Joseph A. McCartin (born May 12, 1959) is a professor of history at Georgetown University whose research focuses on labor unions in the United States.
McCartin was born in Chelsea, Massachusetts, in 1959, and is the son of Joseph and Marybeth McCartin. Joseph McCartin is of Irish-Latino descent, resided in Troy, New York as a child. In 1981 he received his bachelor's degree in history from the College of the Holy Cross in Worcester, Massachusetts, in 1985 he received a master's degree, and in 1990 a doctor of philosophy, both from Binghamton University.
From 1990 to 1992, he was a lecturer at the University of Rhode Island.
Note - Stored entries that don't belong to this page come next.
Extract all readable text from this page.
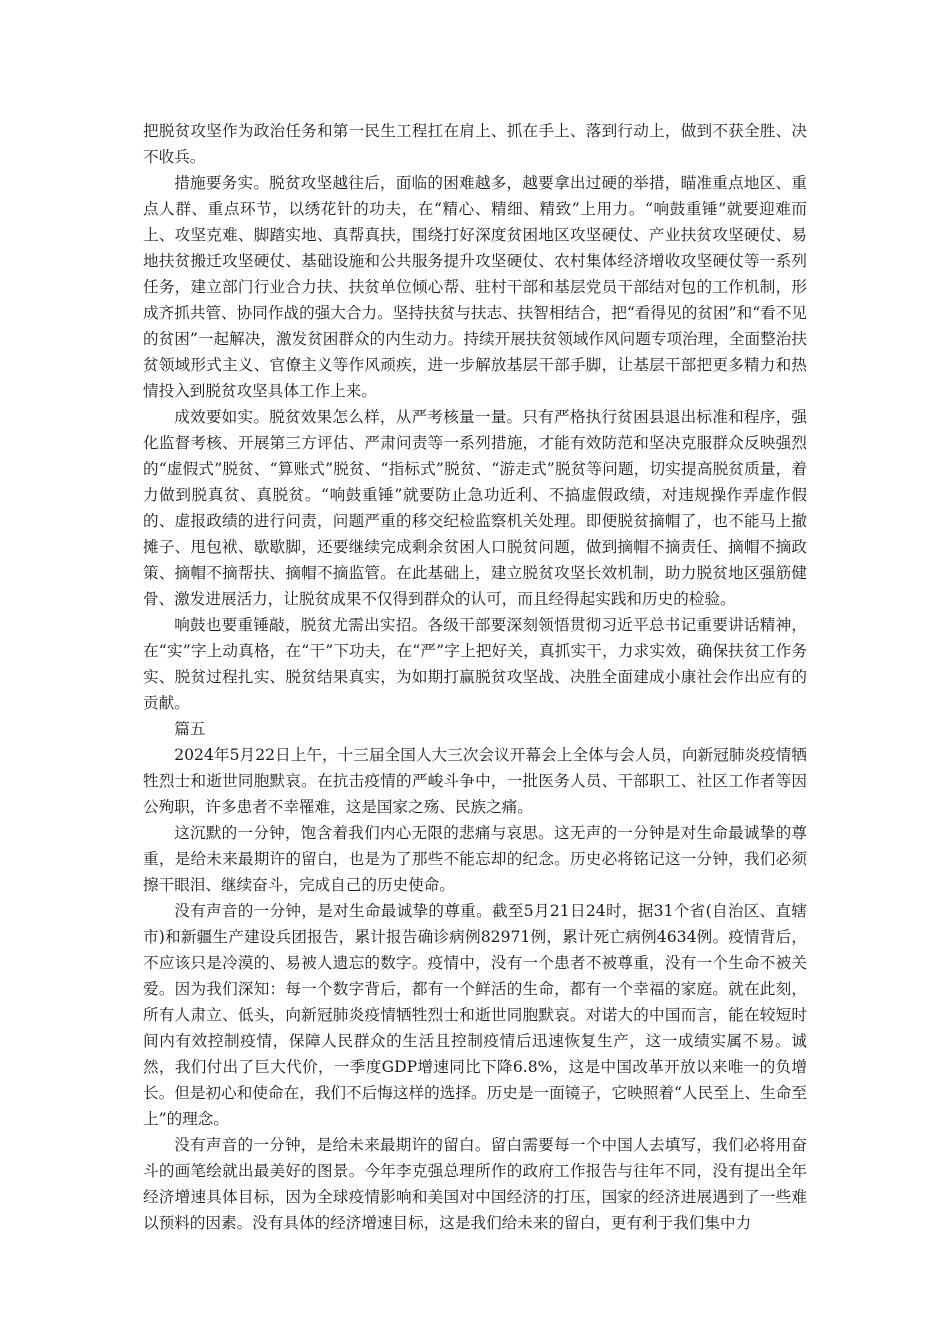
把脱贫攻坚作为政治任务和第一民生工程扛在肩上、抓在手上、落到行动上，做到不获全胜、决不收兵。

措施要务实。脱贫攻坚越往后，面临的困难越多，越要拿出过硬的举措，瞄准重点地区、重点人群、重点环节，以绣花针的功夫，在“精心、精细、精致”上用力。“响鼓重锤”就要迎难而上、攻坚克难、脚踏实地、真帮真扶，围绕打好深度贫困地区攻坚硬仗、产业扶贫攻坚硬仗、易地扶贫搬迁攻坚硬仗、基础设施和公共服务提升攻坚硬仗、农村集体经济增收攻坚硬仗等一系列任务，建立部门行业合力扶、扶贫单位倾心帮、驻村干部和基层党员干部结对包的工作机制，形成齐抓共管、协同作战的强大合力。坚持扶贫与扶志、扶智相结合，把“看得见的贫困”和“看不见的贫困”一起解决，激发贫困群众的内生动力。持续开展扶贫领域作风问题专项治理，全面整治扶贫领域形式主义、官僚主义等作风顽疾，进一步解放基层干部手脚，让基层干部把更多精力和热情投入到脱贫攻坚具体工作上来。

成效要如实。脱贫效果怎么样，从严考核量一量。只有严格执行贫困县退出标准和程序，强化监督考核、开展第三方评估、严肃问责等一系列措施，才能有效防范和坚决克服群众反映强烈的“虚假式”脱贫、“算账式”脱贫、“指标式”脱贫、“游走式”脱贫等问题，切实提高脱贫质量，着力做到脱真贫、真脱贫。“响鼓重锤”就要防止急功近利、不搞虚假政绩，对违规操作弄虚作假的、虚报政绩的进行问责，问题严重的移交纪检监察机关处理。即便脱贫摘帽了，也不能马上撤摊子、甩包袱、歇歇脚，还要继续完成剩余贫困人口脱贫问题，做到摘帽不摘责任、摘帽不摘政策、摘帽不摘帮扶、摘帽不摘监管。在此基础上，建立脱贫攻坚长效机制，助力脱贫地区强筋健骨、激发进展活力，让脱贫成果不仅得到群众的认可，而且经得起实践和历史的检验。

响鼓也要重锤敲，脱贫尤需出实招。各级干部要深刻领悟贯彻习近平总书记重要讲话精神，在“实”字上动真格，在“干”下功夫，在“严”字上把好关，真抓实干，力求实效，确保扶贫工作务实、脱贫过程扎实、脱贫结果真实，为如期打赢脱贫攻坚战、决胜全面建成小康社会作出应有的贡献。

篇五

2024年5月22日上午，十三届全国人大三次会议开幕会上全体与会人员，向新冠肺炎疫情牺牲烈士和逝世同胞默哀。在抗击疫情的严峻斗争中，一批医务人员、干部职工、社区工作者等因公殉职，许多患者不幸罹难，这是国家之殇、民族之痛。

这沉默的一分钟，饱含着我们内心无限的悲痛与哀思。这无声的一分钟是对生命最诚挚的尊重，是给未来最期许的留白，也是为了那些不能忘却的纪念。历史必将铭记这一分钟，我们必须擦干眼泪、继续奋斗，完成自己的历史使命。

没有声音的一分钟，是对生命最诚挚的尊重。截至5月21日24时，据31个省(自治区、直辖市)和新疆生产建设兵团报告，累计报告确诊病例82971例，累计死亡病例4634例。疫情背后，不应该只是冷漠的、易被人遗忘的数字。疫情中，没有一个患者不被尊重，没有一个生命不被关爱。因为我们深知：每一个数字背后，都有一个鲜活的生命，都有一个幸福的家庭。就在此刻，所有人肃立、低头，向新冠肺炎疫情牺牲烈士和逝世同胞默哀。对诺大的中国而言，能在较短时间内有效控制疫情，保障人民群众的生活且控制疫情后迅速恢复生产，这一成绩实属不易。诚然，我们付出了巨大代价，一季度GDP增速同比下降6.8%，这是中国改革开放以来唯一的负增长。但是初心和使命在，我们不后悔这样的选择。历史是一面镜子，它映照着“人民至上、生命至上”的理念。

没有声音的一分钟，是给未来最期许的留白。留白需要每一个中国人去填写，我们必将用奋斗的画笔绘就出最美好的图景。今年李克强总理所作的政府工作报告与往年不同，没有提出全年经济增速具体目标，因为全球疫情影响和美国对中国经济的打压，国家的经济进展遇到了一些难以预料的因素。没有具体的经济增速目标，这是我们给未来的留白，更有利于我们集中力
In 1992, he was appointed an assistant professor at the State University of New York at Geneseo. In 1998 he was promoted to associate professor, and in 1999, McCartin took a position at Georgetown University in Washington, D.C., where he is now a professor and the director of the Kalmanovitz Initiative for Labor and the Working Poor.
His brother is noted Catholic historian James McCartin.
McCartin is a historical institutionalist whose research focuses on the history of labor unions in the United States during the 20th century. McCartin is a strong advocate of industrial democracy, an economic arrangement in which workers share in the management of the workplace. He has challenged many of the labor movement's closely held beliefs, including the idea that the PATCO air traffic controllers' strike of 1981 began, rather than culminated, an attack on labor rights in the United States.